One of the most painful aspects of weight loss is weight regain.  Has this scenario happened to you?  You’ve struggled and deprived yourself for months, losing weight.  And, then, one day you “wake up fat” again.

Watch this video where actor Kevin James explains it perfectly:

 

http://www.youtube.com/watch?v=KnC9BzXso90

 

What were his key words?

“I’m going to give myself a little time to have fun….”

Yep, that’s what started it all!

Another key thing he said?  “I’m going to make a turnaround.”

Have you heard yourself saying either of these things?

They are called denial.

Now, my point is not to ridicule Kevin James.   In fact, since I have coached clients in the film business and worked in it too, I can tell you the methods used to get in shape for a film are often gruesome, even more restrictive and debilitating than most of us mortals, who aren’t being paid hundreds of thousands (or millions!) of dollars, could endure.

And, if our mortal efforts results in regain 99% of the time, Hollywood weight loss is almost guaranteed to return.  You see this over and over, as actors regularly bulk up, then lose weight, invariably winding up in midlife as overweight, metabolisms shot, bodies energetically depleted.  It happened to Marlon Brando and Elizabeth Taylor in the old days.  It happened to Russell Crowe and Christina Aguilera more recently.

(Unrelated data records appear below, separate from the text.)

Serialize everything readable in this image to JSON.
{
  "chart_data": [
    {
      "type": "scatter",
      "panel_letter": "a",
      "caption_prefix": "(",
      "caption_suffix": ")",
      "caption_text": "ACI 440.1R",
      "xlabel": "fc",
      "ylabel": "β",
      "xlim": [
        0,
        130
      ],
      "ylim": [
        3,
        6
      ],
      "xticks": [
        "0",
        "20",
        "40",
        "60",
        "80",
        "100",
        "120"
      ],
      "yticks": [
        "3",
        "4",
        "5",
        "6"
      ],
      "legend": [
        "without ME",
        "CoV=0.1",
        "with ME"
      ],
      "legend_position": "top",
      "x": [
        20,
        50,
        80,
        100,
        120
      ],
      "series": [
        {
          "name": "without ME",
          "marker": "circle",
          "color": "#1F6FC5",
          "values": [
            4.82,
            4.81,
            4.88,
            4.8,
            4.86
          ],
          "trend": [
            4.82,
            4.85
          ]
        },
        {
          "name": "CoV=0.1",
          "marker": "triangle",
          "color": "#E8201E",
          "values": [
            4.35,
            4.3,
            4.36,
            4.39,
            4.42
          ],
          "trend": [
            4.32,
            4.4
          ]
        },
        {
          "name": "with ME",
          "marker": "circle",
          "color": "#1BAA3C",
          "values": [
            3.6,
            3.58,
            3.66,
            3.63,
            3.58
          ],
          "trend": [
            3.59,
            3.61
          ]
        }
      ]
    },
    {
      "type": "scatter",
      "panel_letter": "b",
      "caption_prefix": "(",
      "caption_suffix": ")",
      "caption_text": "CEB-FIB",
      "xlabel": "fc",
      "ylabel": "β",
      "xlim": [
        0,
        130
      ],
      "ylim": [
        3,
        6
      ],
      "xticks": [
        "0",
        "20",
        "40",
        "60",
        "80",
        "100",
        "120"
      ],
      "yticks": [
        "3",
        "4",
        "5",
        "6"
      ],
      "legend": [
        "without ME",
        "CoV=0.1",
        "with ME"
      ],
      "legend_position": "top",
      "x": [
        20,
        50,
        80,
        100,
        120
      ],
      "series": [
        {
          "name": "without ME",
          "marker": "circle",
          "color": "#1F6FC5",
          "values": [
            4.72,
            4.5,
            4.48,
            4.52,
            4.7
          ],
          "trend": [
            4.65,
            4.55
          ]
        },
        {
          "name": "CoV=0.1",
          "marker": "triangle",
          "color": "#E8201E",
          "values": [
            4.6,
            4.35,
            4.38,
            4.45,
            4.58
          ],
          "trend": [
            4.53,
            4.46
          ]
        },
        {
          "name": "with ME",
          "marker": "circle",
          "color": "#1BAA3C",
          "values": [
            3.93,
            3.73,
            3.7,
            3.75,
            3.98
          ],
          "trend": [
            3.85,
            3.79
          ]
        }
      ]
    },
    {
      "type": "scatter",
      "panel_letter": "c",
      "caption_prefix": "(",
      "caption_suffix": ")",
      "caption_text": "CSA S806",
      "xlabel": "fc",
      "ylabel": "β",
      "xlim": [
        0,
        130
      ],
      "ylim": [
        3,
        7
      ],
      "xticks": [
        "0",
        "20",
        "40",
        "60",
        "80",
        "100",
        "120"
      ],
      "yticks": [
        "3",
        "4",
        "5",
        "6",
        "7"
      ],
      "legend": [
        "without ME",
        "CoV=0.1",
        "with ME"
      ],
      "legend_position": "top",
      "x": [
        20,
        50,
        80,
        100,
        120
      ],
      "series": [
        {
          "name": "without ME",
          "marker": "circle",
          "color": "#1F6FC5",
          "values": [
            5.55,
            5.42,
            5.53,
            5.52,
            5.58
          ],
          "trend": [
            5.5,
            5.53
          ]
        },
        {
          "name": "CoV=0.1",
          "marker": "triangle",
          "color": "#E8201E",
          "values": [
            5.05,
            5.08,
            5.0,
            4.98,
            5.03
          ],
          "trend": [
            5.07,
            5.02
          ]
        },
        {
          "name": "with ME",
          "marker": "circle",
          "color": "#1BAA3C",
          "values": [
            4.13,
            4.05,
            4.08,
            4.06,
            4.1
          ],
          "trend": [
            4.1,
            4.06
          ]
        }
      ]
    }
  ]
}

And even though it’s a legitimate point how differently media treat male and female regainers (media and tabloids follow female regainers around ruthlessly – see this recent article where Christina Aguilera talks about how she was “forced” to be toothpick thin early in her career, with producers telling her an entire tour would fail if she was anything but tiny), they didn’t seem to talk too much about Kevin James’ regain.

He wasn’t ridiculed or plastered on the cover of People magazine.

He didn’t find a “plus sized” label in front of his name, like comedienne Aidy Bryant, a new regular cast member of Saturday Night Live, discovered in front of her name in the articles about her new job.  (See this article calling her “morbidly obese” and suggesting thin women run for the ho-hos.)

No, the point is Kevin’s regain.  Despite his sense of humor (haven’t we all developed good senses of humor about our weight?), you can see behind his apology.

As I recently told a client who got to goal weight and began to slip:  there is only one way to eat.

Period.

No “I’ll just give myself a break…”

No “I’ll get back on the wagon….”  Remember Oprah’s wagon?  There is no wagon.

There is only now.  And how we feed and treat ourselves right now will show up tomorrow.  There is only one way to eat.  And that is in the healthiest way possible, especially given the crap that’s hawked in our faces every day, screaming from every billboard, sign and screen.

Let’s eat in a way that makes us proud of ourselves today, and makes tomorrow great.

We all know how to do this, if we stop and pay attention.  We know how to treat ourselves with dignity.